If your mother, or your groom’s, has already started searching for the perfect MOB/MOG dress, she’s probably aware of T. Carolyn, which is among the nation’s tiny handful of boutiques dedicated to dressing wedding moms. In fact, proud mamas travel to T. Carolyn from all over Texas, the United States, even other parts of the globe, to get that picture-perfect dress. If your mom doesn’t know about the shop, she’ll thank you for pointing her in the right direction. And if you really, really want to help, instead of insisting on that seafoam pantsuit or mauve-ish mumu, just buy her the book (available at the store, too). She’ll love it (unlike the mumu).
In the meanwhile, here are some words of wedding-dressing wisdom from Tibbetts herself:
“The three most important things in a dress are color, color and color. Color can transform a woman from being ordinary to being beautiful. This is your second most photographed day after your own wedding. If you don’t wear your color, you’re not going to be happy with the pictures.”
“One thing I have a real beef with is women executives who come in here and turn into bowls of jelly in the presence of the bride. When shopping for a dress, mothers of the bride should first go into the store themselves and see what the options are. After you’ve done that and narrowed your choices, take your husband or the bride. It’s important not to get confused by too many opinions.”

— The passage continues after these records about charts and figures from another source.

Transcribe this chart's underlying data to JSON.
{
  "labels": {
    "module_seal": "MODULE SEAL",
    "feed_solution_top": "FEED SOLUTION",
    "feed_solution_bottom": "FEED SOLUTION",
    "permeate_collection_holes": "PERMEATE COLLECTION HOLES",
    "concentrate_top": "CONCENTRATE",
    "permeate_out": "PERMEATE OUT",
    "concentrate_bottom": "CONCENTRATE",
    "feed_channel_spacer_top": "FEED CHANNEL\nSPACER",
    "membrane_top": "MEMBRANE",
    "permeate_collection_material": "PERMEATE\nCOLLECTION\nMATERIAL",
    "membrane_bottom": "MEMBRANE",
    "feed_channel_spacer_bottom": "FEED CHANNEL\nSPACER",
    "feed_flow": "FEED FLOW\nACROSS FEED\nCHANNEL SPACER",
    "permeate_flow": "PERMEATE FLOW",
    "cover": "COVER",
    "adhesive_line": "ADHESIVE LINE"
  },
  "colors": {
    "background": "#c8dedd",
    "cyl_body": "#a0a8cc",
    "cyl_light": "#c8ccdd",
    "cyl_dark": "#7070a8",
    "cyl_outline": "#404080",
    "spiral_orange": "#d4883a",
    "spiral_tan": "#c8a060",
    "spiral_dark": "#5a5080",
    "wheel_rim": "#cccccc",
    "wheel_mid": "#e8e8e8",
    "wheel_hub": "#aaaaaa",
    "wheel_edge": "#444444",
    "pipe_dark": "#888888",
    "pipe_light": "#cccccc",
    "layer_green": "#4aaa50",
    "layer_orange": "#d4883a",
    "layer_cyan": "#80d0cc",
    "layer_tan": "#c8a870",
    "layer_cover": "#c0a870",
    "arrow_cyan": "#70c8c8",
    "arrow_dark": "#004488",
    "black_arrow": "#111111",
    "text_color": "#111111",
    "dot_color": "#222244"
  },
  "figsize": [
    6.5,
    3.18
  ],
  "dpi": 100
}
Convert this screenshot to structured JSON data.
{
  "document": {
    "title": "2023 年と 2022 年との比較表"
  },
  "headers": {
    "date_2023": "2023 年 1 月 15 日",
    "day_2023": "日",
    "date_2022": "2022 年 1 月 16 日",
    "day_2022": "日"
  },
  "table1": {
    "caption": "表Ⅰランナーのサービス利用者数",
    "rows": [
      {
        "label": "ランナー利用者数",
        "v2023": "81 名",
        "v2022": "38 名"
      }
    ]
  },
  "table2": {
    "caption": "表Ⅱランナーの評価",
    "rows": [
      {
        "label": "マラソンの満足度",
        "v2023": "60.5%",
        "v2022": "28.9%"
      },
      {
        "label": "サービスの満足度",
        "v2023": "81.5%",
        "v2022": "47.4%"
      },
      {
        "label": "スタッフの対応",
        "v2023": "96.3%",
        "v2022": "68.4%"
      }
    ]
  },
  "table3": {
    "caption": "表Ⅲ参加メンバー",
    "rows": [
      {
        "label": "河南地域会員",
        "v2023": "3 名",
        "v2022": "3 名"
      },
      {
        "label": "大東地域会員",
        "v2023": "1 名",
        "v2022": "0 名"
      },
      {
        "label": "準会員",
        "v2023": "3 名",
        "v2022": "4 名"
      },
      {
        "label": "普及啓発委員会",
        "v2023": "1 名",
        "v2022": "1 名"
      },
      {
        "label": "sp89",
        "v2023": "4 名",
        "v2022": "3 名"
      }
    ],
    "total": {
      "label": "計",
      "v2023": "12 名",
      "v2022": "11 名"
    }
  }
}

“Dresses run anywhere from $200 to $2,000, and we sell lots in the high range and lots in the low range. To find the right dress, and something within your budget, start shopping early—six months in advance. That gives us time to order without a rush charge, and with plenty of time for alterations.”
“The mother-of-the-bride and mother-of-the-groom should coordinate with each other—if one goes long, the other should go long. But they should each wear their own color, although it’s not a sin to wear the same color if they both look best in that color.”